3 Lessons I’ve Learned from Working with Children

It has been one of those whirlwind weeks in terms of my work (I work as a nanny and at a child-minding setting). I’ve done the normal school runs and pre-school gymnastics but have also had the extra parent meetings, the paperwork, and I even emplaced participatory activities in my setting which still need to evaluated and adapted this weekend. Looking after children is exhausting and draining but it is also rewarding and fun. After doing this for 5 years now, I’ve grown professionally but also personally. I have learned a lot in this line of work. So without further ado, here are 3 lessons that I have learned from looking after children.

Lesson one is to have a routine but be flexible. I’ve learned to go in to work with a plan. I pack up my bags with games and crafts and an outing in mind. However, I have also learned to be flexible with my circumstances. I’ve learned that I can’t control everything. Children throw a lot at you with sickness, pushing boundaries, tantrums, and sometimes serious issues that they and their families are dealing with. Life, with all of its complexities, seems to appreciate the unexpected. I’ve learned to not fight the unexpected but to accept and work around it, in my own personal world as well as my professional world. Be flexible enough so you can bend where you need to bend in your circumstances without breaking. 
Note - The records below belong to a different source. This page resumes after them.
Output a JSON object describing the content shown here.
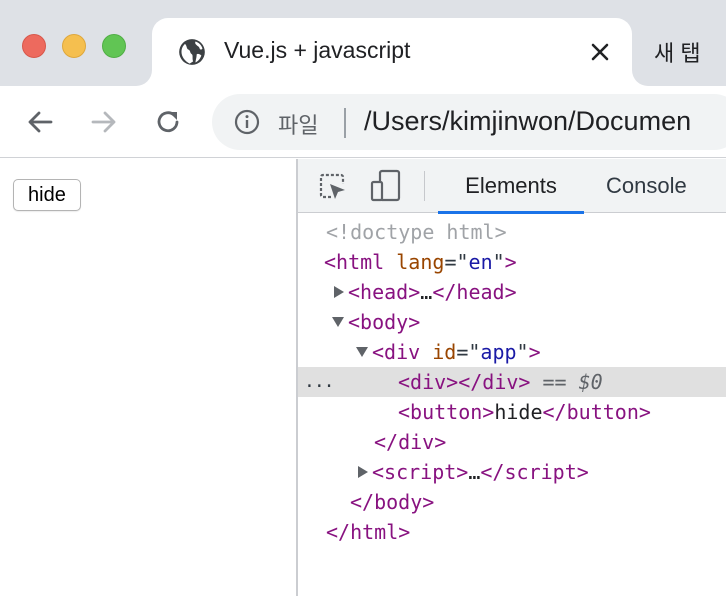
{
  "browser": {
    "active_tab": {
      "title": "Vue.js + javascript",
      "favicon": "globe-icon",
      "close": "close-icon"
    },
    "inactive_tab": {
      "title": "새 탭"
    },
    "toolbar": {
      "back": "arrow-left-icon",
      "forward": "arrow-right-icon",
      "reload": "reload-icon",
      "info": "info-icon",
      "file_label": "파일",
      "url": "/Users/kimjinwon/Documen"
    },
    "colors": {
      "tabstrip": "#dee1e6",
      "omnibox": "#f1f3f4",
      "accent": "#1a73e8"
    }
  },
  "page": {
    "hide_button": "hide"
  },
  "devtools": {
    "tabs": [
      {
        "label": "Elements"
      },
      {
        "label": "Console"
      }
    ],
    "dom": {
      "doctype": "<!doctype html>",
      "html_tag": "html",
      "lang_attr": "lang",
      "lang_val": "en",
      "head_tag": "head",
      "body_tag": "body",
      "div_tag": "div",
      "id_attr": "id",
      "id_val": "app",
      "button_tag": "button",
      "button_text": "hide",
      "script_tag": "script",
      "ellipsis": "…",
      "selected_marker": "== $0",
      "dots": "..."
    }
  }
}
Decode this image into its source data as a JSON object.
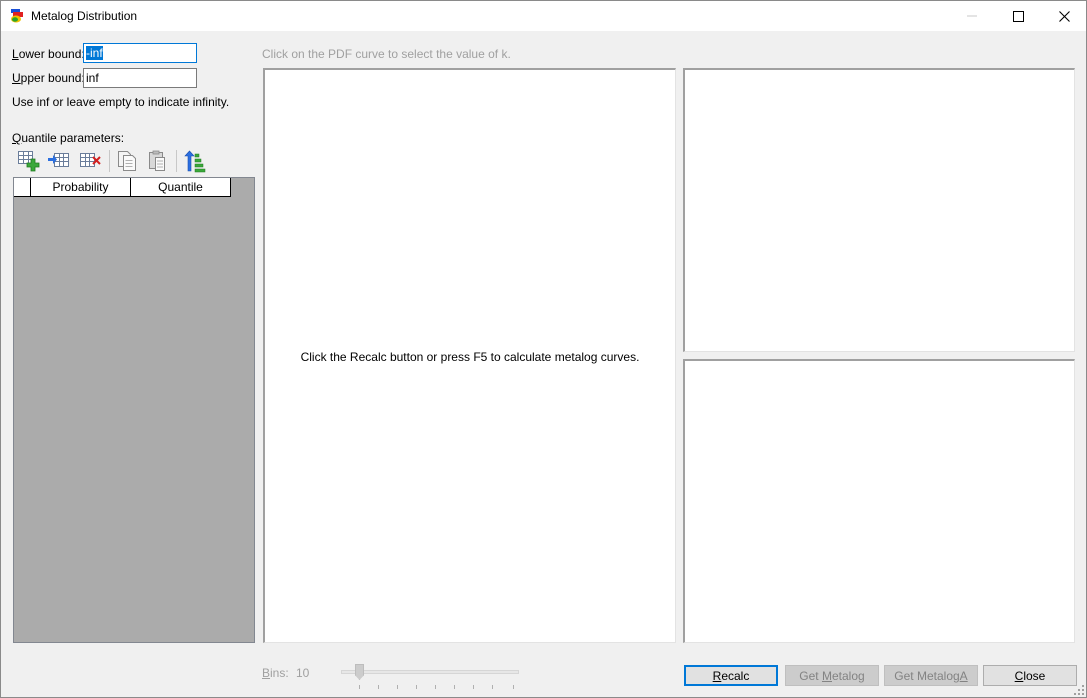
{
  "window": {
    "title": "Metalog Distribution",
    "app_icon": "metalog-app-icon",
    "controls": {
      "minimize": "minimize-icon",
      "maximize": "maximize-icon",
      "close": "close-icon"
    }
  },
  "bounds": {
    "lower_label": "Lower bound:",
    "lower_value": "-inf",
    "upper_label": "Upper bound:",
    "upper_value": "inf",
    "hint": "Use inf or leave empty to indicate infinity."
  },
  "quantile": {
    "label": "Quantile parameters:",
    "toolbar": [
      {
        "icon": "add-row-icon"
      },
      {
        "icon": "insert-row-icon"
      },
      {
        "icon": "delete-row-icon"
      },
      {
        "icon": "copy-icon"
      },
      {
        "icon": "paste-icon"
      },
      {
        "icon": "sort-ascending-icon"
      }
    ],
    "columns": [
      "Probability",
      "Quantile"
    ]
  },
  "pdf_hint": "Click on the PDF curve to select the value of k.",
  "main_message": "Click the Recalc button or press F5 to calculate metalog curves.",
  "bins": {
    "label": "Bins:",
    "value": "10"
  },
  "buttons": {
    "recalc": "Recalc",
    "get_metalog": "Get Metalog",
    "get_metaloga": "Get MetalogA",
    "close": "Close"
  }
}
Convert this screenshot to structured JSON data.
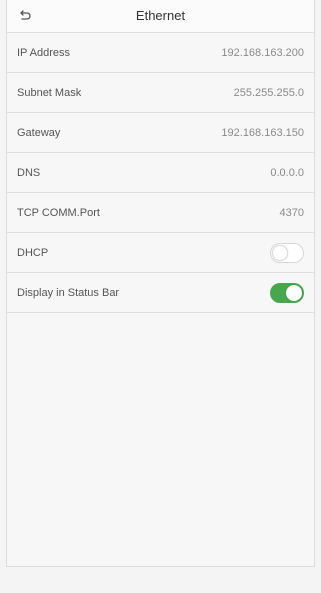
{
  "header": {
    "title": "Ethernet",
    "back_icon": "back-arrow-icon"
  },
  "settings": {
    "items": [
      {
        "label": "IP Address",
        "value": "192.168.163.200"
      },
      {
        "label": "Subnet Mask",
        "value": "255.255.255.0"
      },
      {
        "label": "Gateway",
        "value": "192.168.163.150"
      },
      {
        "label": "DNS",
        "value": "0.0.0.0"
      },
      {
        "label": "TCP COMM.Port",
        "value": "4370"
      }
    ],
    "toggles": [
      {
        "label": "DHCP",
        "state": "off"
      },
      {
        "label": "Display in Status Bar",
        "state": "on"
      }
    ]
  },
  "colors": {
    "accent_green": "#45a84c",
    "background": "#f7f7f7",
    "divider": "#dedede"
  }
}
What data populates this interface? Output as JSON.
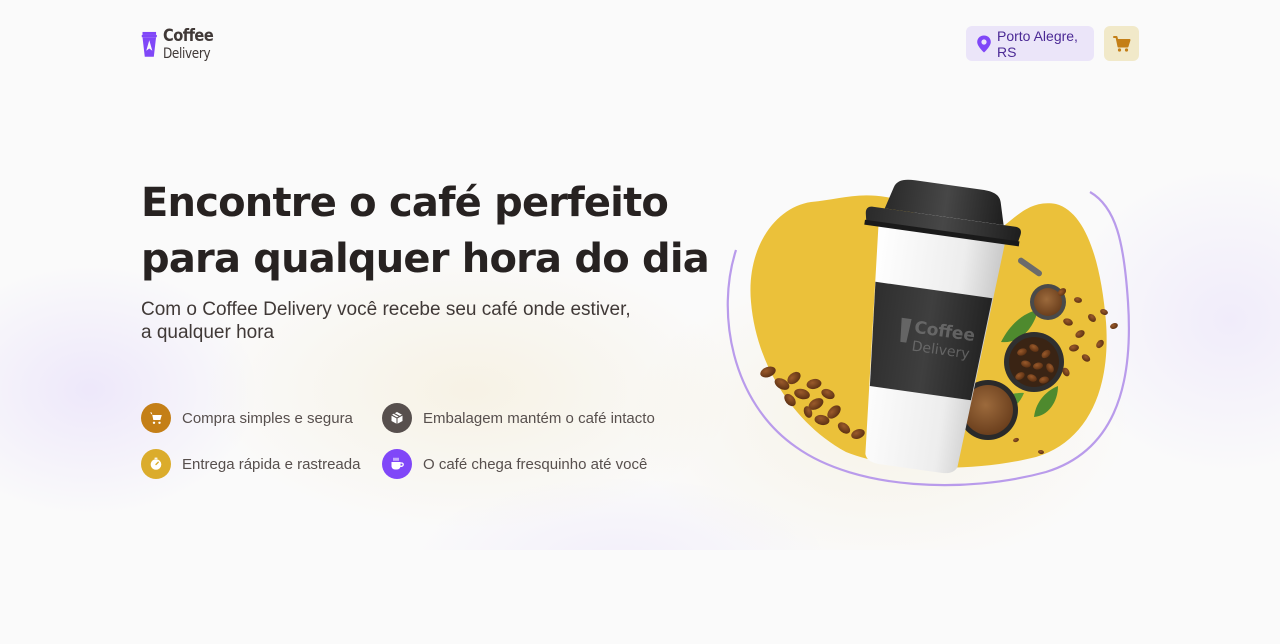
{
  "header": {
    "logo": {
      "line1": "Coffee",
      "line2": "Delivery",
      "icon": "coffee-cup-logo-icon"
    },
    "location": {
      "label": "Porto Alegre, RS",
      "icon": "map-pin-icon"
    },
    "cart": {
      "icon": "shopping-cart-icon"
    }
  },
  "hero": {
    "title_line1": "Encontre o café perfeito",
    "title_line2": "para qualquer hora do dia",
    "subtitle": "Com o Coffee Delivery você recebe seu café onde estiver, a qualquer hora",
    "features": [
      {
        "label": "Compra simples e segura",
        "icon": "shopping-cart-icon",
        "color": "#C47F17"
      },
      {
        "label": "Embalagem mantém o café intacto",
        "icon": "package-icon",
        "color": "#574F4D"
      },
      {
        "label": "Entrega rápida e rastreada",
        "icon": "timer-icon",
        "color": "#DBAC2C"
      },
      {
        "label": "O café chega fresquinho até você",
        "icon": "coffee-icon",
        "color": "#8047F8"
      }
    ],
    "image": {
      "cup_brand_line1": "Coffee",
      "cup_brand_line2": "Delivery",
      "description_icon": "coffee-cup-illustration"
    }
  },
  "colors": {
    "brand_purple": "#8047F8",
    "purple_light": "#EBE5F9",
    "purple_dark": "#4B2995",
    "yellow": "#DBAC2C",
    "yellow_dark": "#C47F17",
    "yellow_light": "#F1E9C9",
    "background": "#FAFAFA"
  }
}
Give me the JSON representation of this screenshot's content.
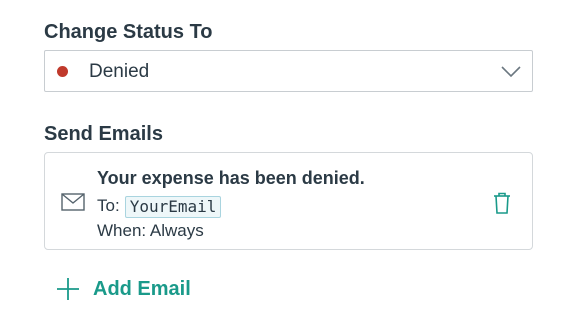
{
  "status_section": {
    "label": "Change Status To",
    "selected_value": "Denied",
    "status_color": "#c0392b",
    "dropdown_icon": "chevron-down-icon"
  },
  "emails_section": {
    "label": "Send Emails",
    "emails": [
      {
        "icon": "mail-icon",
        "subject": "Your expense has been denied.",
        "to_label": "To:",
        "to_value": "YourEmail",
        "when_text": "When: Always",
        "delete_icon": "trash-icon"
      }
    ],
    "add_button": {
      "label": "Add Email",
      "icon": "plus-icon"
    }
  },
  "colors": {
    "accent": "#1a9a8a",
    "text": "#2b3a45",
    "border": "#c8cdd1"
  }
}
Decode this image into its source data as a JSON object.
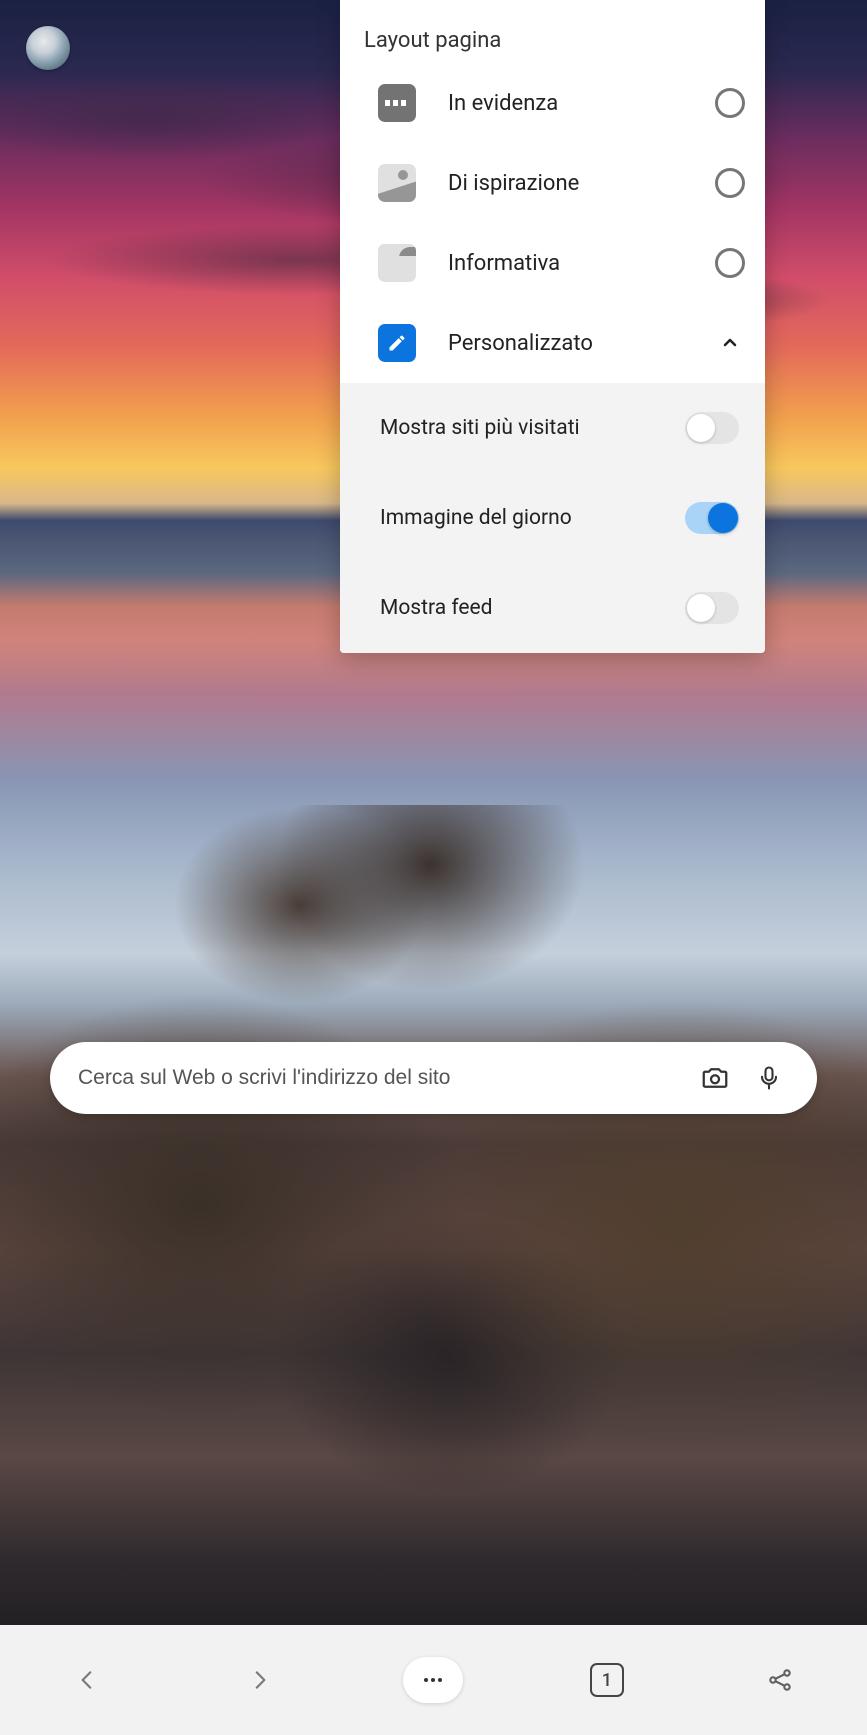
{
  "popover": {
    "title": "Layout pagina",
    "options": [
      {
        "label": "In evidenza",
        "selected": false
      },
      {
        "label": "Di ispirazione",
        "selected": false
      },
      {
        "label": "Informativa",
        "selected": false
      },
      {
        "label": "Personalizzato",
        "selected": true
      }
    ],
    "toggles": [
      {
        "label": "Mostra siti più visitati",
        "on": false
      },
      {
        "label": "Immagine del giorno",
        "on": true
      },
      {
        "label": "Mostra feed",
        "on": false
      }
    ]
  },
  "search": {
    "placeholder": "Cerca sul Web o scrivi l'indirizzo del sito"
  },
  "bottombar": {
    "tab_count": "1"
  },
  "colors": {
    "accent": "#0b74de"
  }
}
Lesson two is to be willing to learn. The more I work with children, the more I see and appreciate their ability to soak up information and learn new things. Children are constantly absorbing, especially during the early years, and are constantly curious. They ask a question, receive an answer and ask again. They try, fail, and try again. They will repeat again and again until they have mastered that skill. These attributes are good ones to aspire to, especially for someone who is studying a degree part-time while working. Ask those questions, try again, and repeat until you know it; this is how you learn.

Lesson three is to be bewildered by the extraordinary things in the ordinary moments. Children seem to have the gift of wonder. The littlest things appear to capture their attention, whether that is spinning wheels on their toy cars to sitting perched up in a tree. A simple quick walk in the woods becomes an amazing adventure. The ordinary is often the extraordinary for children. I have learned to take on board that mind-set; that each day is new and full of possibilities. It gives each day its own unique flavour, with another new adventure to add to the list. Learn to appreciate the art and wonder of living everyday and of living it to the fullest.

I think sometimes the best things we can be is to be humble enough to learn from the places where we didn’t expect to learn. In working and caring for children, I have learned, from the children and families themselves, how to live and care for myself and others. I want to continue doing that, no matter what line of work I do next.